François Hollande plastronne, comme prévu, en tête de cortège.
Nicolas Sarkozy, dont la campagne a essentiellement consisté à vouloir chasser plusieurs lièvres à la fois (l’un sur sa droite et l’autre au centre), ne réussit pas à être en première position au premier tour mais n’est pas pour autant dans une situation désespérée.
Marine Le Pen, propulsée par un soutien médiatique sans précédent, augmente de près d’un point et demi le score de référence obtenu par son père en 2002 (il n’y a pas de quoi sauter au plafond…), sans réussir toutefois, et loin s’en faut, à se qualifier pour le second tour comme elle le prétendait ardemment depuis le début de sa campagne. Il faut souligner que celle-ci, dans un premier temps axée sur une hypothétique dédiabolisation, piétinait dangereusement et que seul son retour sur les fondamentaux de la Droite nationale opéré subitement au cours des trois dernières semaines, comme ce fut d’ailleurs déjà le cas lors des régionales de 2010, lui a donné un nouvel élan lui permettant de faire son score.
Quant au fanfaron Mélenchon, il ne fait guère plus que la somme du PC et des gauchistes lors des précédentes présidentielles, ce qui n’est pas pour nous déplaire. Une fois de plus la presse, avide de sensations fortes, s’est emballée sur un leurre qui n’en valait pas la peine.

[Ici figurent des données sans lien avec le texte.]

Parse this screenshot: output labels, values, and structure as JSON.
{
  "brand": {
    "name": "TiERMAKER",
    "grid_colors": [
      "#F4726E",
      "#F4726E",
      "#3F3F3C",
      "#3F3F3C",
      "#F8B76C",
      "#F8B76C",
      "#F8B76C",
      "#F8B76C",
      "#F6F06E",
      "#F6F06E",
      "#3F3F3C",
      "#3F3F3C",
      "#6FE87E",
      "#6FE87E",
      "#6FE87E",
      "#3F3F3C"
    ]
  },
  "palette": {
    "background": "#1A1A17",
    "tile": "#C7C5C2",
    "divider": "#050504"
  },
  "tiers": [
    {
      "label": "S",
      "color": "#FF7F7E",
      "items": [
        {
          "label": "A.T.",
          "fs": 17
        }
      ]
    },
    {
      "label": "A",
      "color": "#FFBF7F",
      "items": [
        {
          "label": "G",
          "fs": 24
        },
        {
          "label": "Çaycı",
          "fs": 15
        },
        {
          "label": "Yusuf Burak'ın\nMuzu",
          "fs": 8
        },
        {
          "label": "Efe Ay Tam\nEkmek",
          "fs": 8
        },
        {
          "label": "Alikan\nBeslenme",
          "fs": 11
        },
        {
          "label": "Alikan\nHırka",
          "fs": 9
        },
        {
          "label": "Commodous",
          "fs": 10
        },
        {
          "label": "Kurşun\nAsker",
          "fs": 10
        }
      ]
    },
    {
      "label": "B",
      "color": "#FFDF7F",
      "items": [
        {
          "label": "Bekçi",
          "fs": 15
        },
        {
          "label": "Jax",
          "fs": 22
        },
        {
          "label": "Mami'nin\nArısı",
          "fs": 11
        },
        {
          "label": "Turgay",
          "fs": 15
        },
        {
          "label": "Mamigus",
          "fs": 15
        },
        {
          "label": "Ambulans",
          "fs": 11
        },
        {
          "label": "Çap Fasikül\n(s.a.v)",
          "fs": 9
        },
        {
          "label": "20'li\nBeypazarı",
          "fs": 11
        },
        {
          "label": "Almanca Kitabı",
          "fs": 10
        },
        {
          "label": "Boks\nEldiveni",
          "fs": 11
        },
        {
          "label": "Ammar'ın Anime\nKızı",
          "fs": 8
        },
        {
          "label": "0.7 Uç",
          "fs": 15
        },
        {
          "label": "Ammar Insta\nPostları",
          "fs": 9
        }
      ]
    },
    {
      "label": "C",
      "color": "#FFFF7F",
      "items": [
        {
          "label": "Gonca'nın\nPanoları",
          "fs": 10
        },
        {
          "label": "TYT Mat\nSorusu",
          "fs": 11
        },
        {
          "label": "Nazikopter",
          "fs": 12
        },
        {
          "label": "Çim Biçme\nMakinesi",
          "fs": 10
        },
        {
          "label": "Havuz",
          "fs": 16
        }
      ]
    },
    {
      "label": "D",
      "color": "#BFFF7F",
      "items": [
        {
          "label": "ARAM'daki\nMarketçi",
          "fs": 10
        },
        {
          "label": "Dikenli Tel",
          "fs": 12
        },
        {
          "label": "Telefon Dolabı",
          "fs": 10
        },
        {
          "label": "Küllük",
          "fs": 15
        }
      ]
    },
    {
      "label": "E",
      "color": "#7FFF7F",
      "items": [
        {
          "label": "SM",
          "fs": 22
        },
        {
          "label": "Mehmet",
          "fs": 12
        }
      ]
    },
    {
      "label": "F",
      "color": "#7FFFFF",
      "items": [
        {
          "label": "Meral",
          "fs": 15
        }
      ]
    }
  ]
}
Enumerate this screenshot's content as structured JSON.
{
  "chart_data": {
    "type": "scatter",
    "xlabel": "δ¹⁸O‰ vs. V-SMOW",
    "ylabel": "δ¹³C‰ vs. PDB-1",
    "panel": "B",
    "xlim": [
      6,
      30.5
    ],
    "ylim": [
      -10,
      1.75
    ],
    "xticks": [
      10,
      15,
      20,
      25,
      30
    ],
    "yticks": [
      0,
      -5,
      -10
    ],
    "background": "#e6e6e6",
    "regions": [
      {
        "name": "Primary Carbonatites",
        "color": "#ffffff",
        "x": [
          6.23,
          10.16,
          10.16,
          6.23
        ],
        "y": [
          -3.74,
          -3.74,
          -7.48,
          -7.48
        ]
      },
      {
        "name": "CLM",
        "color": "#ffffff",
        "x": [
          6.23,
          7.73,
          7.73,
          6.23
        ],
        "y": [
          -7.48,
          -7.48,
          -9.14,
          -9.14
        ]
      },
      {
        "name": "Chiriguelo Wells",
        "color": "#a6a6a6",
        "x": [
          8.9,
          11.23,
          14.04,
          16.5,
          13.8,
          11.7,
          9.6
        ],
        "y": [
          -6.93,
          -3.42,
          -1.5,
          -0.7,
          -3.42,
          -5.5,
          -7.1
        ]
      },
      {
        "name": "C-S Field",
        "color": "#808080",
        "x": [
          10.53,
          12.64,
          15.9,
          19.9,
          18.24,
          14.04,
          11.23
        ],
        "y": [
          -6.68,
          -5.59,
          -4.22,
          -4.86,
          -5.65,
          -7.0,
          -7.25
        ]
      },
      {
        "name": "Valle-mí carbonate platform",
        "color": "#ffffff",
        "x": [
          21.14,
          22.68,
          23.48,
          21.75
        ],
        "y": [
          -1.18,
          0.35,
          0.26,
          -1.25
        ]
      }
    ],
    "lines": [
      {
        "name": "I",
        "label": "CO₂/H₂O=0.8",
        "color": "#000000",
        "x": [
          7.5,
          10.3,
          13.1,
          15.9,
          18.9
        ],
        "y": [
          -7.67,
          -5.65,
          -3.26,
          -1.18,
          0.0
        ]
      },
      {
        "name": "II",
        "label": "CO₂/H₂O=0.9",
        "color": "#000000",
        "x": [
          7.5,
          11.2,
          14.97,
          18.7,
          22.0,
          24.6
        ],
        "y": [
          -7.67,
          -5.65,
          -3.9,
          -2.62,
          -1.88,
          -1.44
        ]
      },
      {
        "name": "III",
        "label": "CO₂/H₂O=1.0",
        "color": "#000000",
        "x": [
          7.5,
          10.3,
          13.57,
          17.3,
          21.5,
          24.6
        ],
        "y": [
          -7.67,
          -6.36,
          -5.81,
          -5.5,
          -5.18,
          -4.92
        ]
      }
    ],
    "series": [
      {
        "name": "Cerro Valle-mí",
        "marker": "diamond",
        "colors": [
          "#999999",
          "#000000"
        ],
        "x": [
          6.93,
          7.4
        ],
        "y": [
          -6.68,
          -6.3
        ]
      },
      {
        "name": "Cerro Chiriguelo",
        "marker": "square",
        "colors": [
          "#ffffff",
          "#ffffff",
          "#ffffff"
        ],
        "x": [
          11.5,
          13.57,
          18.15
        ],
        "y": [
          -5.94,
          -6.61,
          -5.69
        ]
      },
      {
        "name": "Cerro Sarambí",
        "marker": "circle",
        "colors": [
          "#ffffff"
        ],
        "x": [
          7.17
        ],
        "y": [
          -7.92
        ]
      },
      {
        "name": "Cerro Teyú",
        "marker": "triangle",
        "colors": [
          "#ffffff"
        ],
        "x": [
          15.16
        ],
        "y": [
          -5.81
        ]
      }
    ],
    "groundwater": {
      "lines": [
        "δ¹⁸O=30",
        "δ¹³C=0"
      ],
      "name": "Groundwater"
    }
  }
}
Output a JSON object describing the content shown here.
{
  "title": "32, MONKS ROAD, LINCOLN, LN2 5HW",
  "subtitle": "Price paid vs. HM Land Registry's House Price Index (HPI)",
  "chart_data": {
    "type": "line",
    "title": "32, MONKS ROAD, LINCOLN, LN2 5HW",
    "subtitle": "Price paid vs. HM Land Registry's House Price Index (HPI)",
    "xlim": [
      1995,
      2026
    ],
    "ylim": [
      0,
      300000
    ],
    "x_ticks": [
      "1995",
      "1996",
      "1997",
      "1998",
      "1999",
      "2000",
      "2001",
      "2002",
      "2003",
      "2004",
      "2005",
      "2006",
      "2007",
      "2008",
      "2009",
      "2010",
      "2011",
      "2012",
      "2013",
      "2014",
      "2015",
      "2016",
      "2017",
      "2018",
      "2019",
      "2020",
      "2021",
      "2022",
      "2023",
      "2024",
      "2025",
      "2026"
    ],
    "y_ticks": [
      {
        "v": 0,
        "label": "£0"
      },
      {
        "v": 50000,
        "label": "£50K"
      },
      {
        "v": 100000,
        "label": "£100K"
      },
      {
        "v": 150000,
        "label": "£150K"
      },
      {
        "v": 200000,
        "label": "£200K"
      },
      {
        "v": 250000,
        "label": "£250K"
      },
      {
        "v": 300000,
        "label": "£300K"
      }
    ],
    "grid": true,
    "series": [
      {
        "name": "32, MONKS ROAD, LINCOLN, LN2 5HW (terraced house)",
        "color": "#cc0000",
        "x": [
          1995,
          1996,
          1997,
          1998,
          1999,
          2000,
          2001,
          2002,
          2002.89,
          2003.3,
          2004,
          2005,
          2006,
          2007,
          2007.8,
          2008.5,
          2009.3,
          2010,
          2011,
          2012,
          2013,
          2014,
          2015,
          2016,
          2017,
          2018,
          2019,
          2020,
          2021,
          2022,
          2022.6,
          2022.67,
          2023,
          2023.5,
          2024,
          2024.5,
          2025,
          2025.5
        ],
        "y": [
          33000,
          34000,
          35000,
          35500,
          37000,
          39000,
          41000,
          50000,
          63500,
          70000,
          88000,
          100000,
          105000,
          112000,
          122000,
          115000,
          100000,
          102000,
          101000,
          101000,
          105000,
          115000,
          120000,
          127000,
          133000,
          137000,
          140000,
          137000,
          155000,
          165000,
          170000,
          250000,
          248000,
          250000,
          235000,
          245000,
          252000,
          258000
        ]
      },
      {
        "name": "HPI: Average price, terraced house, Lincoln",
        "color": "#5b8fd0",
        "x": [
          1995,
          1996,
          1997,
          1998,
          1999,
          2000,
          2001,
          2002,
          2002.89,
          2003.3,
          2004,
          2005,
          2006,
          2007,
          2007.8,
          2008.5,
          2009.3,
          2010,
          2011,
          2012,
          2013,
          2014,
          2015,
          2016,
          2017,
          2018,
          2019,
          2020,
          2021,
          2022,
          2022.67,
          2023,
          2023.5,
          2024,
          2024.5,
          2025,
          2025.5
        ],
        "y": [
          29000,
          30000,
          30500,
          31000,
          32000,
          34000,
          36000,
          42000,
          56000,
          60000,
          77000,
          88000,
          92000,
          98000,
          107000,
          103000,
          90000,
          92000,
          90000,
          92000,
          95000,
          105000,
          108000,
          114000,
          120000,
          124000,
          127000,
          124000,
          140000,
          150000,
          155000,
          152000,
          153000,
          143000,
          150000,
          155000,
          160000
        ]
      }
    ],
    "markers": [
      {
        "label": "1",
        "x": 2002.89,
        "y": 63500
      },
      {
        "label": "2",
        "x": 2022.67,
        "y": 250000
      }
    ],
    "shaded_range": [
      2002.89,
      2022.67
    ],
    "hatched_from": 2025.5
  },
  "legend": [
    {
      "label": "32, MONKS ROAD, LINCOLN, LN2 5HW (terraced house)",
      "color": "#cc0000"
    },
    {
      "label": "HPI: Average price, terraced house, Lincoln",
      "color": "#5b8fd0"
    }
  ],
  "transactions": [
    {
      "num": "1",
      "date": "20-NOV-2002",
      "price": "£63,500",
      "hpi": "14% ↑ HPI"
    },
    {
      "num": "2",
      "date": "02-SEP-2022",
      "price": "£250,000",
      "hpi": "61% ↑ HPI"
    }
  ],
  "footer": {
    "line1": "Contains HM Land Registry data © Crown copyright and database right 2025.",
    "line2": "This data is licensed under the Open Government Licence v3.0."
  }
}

Par charité, nous ne nous étendrons pas sur la débâcle du centriste béarnais. Elle confirme simplement qu’il n’y a vraiment aucune place pour ce centre mou qu’il entendait incarner dans le paysage politique qui se dessine.
Le second tour est une toute autre affaire. D’un côté nous avons une gauche dogmatique, pétrie de certitudes socialistes à la sauce marxiste, qui se rassemble derrière son candidat et qui, très vite, imposera le droit de vote aux immigrés comme elle le préconise dans son programme ultra démagogique. Imaginez ce que sera la France avec à sa tête une bouillie de François Hollande, de Martine Aubry, d’Eva Joly et de Mélenchon… Et de l’autre côté un Nicolas Sarkozy qui, en 2002, avait promis monts et merveilles à son électorat de droite et qui, une fois élu, s’empressa de faire une politique d’ouverture à gauche. Souvenez-vous, il nous promettait le Karcher pour remettre de l'ordre dans les banlieues, et, finalement, il donna des ministères aux représentants auto-proclamés de celles-ci, style Fadela Amara… On trompe jamais deux fois les mêmes, Sarkozy le sait bien, et pourtant, il sait aussi qu’il ne trouvera, une fois de plus, son éventuel salut que sur sa droite. Il va donc falloir qu’il fasse des concessions...
Et la Droite nationale, nationaliste et identitaire (PdF, NDP, MNR) rassemblée au sein de l’UDN, quel est son avenir dans cette nouvelle configuration ?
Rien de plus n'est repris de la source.